Lo que vi en mi cuarto durante la final

Era domingo, día de la gran final de la Libertadores, y había convencido a un grupo de amigos para verla en mi casa. Cuatro tipos a los que conocía desde la facultad y mi novia, Camila. Las cervezas llevaban dos horas circulando antes del pitido inicial.

Camila apareció una hora antes del partido. Cuando le abrí la puerta, casi me quedo sin aire. Llevaba una camiseta de tirantes finos, un sostén casi invisible que dejaba adivinar el peso de los pechos, y unos jeans ajustados que le dibujaban las piernas hasta la rodilla. Tenía la piel morena, ese tono que se le ponía aún más oscuro después del verano, y el pelo recogido en una cola alta.
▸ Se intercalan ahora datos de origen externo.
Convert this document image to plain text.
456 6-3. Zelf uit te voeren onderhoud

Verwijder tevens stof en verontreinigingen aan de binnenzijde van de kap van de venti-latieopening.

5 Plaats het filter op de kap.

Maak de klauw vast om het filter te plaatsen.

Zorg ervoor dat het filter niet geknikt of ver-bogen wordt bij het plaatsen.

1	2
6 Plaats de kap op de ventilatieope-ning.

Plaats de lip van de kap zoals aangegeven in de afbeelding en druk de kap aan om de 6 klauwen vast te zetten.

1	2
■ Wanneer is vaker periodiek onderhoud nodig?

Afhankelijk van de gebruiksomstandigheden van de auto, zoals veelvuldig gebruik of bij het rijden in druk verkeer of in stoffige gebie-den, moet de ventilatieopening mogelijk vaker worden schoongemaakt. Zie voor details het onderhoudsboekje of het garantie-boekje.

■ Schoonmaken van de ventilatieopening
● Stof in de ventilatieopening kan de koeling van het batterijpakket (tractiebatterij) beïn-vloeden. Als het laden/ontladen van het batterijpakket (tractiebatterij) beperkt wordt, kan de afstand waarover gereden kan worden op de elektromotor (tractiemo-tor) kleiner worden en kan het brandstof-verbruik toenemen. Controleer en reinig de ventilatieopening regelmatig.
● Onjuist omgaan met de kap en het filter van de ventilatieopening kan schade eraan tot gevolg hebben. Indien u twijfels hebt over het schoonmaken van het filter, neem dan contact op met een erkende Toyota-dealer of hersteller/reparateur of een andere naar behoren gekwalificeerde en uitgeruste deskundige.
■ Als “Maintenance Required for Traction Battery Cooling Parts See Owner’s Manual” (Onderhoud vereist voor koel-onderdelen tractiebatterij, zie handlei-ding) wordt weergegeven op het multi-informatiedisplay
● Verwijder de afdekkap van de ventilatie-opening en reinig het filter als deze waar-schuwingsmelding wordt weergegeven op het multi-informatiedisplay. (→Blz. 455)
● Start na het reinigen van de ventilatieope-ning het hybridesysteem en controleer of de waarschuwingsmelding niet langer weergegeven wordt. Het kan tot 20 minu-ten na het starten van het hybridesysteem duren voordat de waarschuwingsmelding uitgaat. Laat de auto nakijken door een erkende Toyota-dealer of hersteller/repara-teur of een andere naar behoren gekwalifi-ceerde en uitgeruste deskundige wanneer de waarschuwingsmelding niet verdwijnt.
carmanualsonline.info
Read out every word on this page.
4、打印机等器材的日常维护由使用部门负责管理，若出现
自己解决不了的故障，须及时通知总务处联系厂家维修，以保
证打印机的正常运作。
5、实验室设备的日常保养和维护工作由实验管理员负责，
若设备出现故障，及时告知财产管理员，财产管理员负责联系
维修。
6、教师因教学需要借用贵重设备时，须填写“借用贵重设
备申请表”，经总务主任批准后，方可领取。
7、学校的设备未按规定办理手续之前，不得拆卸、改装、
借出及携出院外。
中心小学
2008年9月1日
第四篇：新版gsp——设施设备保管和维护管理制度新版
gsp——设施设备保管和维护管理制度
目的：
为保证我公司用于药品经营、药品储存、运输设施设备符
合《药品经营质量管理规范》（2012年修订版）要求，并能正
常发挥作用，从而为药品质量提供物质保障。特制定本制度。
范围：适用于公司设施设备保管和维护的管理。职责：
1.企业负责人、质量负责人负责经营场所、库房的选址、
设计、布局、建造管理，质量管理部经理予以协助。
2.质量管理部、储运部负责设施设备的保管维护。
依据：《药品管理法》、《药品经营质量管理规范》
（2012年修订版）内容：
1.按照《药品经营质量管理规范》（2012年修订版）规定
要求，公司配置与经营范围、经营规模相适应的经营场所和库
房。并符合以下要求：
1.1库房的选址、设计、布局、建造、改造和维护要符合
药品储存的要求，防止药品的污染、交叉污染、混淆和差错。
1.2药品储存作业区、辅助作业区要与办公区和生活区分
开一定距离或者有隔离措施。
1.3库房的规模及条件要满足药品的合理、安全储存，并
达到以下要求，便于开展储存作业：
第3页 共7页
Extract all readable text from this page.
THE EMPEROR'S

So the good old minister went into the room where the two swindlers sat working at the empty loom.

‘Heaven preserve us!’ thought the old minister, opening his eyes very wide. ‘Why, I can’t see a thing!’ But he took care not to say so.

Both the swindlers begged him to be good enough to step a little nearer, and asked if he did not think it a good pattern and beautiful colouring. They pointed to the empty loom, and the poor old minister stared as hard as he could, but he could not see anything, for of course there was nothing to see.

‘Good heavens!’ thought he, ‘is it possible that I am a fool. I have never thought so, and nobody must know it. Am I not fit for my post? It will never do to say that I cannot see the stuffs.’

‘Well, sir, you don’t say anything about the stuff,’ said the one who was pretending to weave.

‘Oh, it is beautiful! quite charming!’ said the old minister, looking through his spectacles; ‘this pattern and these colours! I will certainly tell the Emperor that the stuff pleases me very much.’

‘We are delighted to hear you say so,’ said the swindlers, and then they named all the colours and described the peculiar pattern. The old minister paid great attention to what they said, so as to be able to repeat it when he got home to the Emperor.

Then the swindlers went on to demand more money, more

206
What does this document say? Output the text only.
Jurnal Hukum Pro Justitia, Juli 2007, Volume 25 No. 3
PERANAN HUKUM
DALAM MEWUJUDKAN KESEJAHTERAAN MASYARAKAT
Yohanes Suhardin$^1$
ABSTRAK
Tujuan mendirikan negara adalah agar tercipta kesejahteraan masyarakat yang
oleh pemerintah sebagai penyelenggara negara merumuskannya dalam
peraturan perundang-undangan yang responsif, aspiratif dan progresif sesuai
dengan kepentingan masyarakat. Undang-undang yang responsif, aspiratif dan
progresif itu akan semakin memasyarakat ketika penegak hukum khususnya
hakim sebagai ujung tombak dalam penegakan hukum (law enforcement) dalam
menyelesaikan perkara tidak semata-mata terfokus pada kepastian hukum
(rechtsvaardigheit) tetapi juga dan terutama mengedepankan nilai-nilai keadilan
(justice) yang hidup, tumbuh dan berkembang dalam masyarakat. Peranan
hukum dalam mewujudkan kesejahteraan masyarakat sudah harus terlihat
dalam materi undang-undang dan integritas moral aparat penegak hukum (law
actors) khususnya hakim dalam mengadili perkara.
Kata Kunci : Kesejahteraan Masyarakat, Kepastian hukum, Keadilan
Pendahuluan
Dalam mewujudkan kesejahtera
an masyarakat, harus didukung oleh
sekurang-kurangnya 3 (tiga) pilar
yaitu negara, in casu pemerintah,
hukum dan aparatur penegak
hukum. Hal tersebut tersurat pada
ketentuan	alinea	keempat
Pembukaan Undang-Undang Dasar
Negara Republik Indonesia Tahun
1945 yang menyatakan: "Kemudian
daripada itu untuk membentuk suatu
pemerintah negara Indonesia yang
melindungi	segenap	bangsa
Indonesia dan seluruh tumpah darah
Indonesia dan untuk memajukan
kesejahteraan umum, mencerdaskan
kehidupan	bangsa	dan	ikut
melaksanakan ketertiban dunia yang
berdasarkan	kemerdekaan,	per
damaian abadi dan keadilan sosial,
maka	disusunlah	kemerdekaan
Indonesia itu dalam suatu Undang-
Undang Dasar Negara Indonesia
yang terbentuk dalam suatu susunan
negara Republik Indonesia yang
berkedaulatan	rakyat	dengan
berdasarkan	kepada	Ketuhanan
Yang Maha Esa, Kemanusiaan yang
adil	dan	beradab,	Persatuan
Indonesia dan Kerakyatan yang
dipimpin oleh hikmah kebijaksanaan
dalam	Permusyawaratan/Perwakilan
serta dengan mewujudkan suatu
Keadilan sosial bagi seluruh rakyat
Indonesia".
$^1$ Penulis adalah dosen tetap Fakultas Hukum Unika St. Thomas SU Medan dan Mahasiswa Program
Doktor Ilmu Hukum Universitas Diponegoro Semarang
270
Nunca me había molestado cómo se vestía. Camila tenía un cuerpo trabajado en el gimnasio y una herencia de caderas anchas que pedía atención. Yo era de los que la presumían en silencio, contento de saber que la mujer que entraba en cualquier sitio levantando cabezas dormía cada noche en mi cama. Mis amigos la saludaron con la cortesía justa, aunque vi a más de uno tragar saliva cuando se inclinó a dejar la cartera sobre el sofá.

—¿Quieren picar algo? —preguntó ella desde la cocina, ajena al efecto que provocaba.

Empezó el partido. Y con el partido, las apuestas. Bruno fue el primero en proponerlo. Era el más alto del grupo, ancho de espaldas, con esa seguridad de macho callado que a las mujeres les funciona bien aunque ellas no quieran reconocerlo. Llevaba unas cuantas cervezas encima, igual que el resto.

—Una apuesta a ciegas —dijo—. El que pierda paga lo que el ganador pida.

—¿Sin saber el precio?

—Sin saberlo. Pacto de palabra.

Acepté sin pensar. Tenía una cerveza en la mano y un equipo favorito que iba ganando la final por dos goles. ¿Qué podía pedir él? ¿Que le pagara una cena? ¿Una caja de cervezas? Le di la mano y firmamos el pacto a la vista de los demás. Bruno me sostuvo la mirada un segundo más de lo necesario antes de soltarme.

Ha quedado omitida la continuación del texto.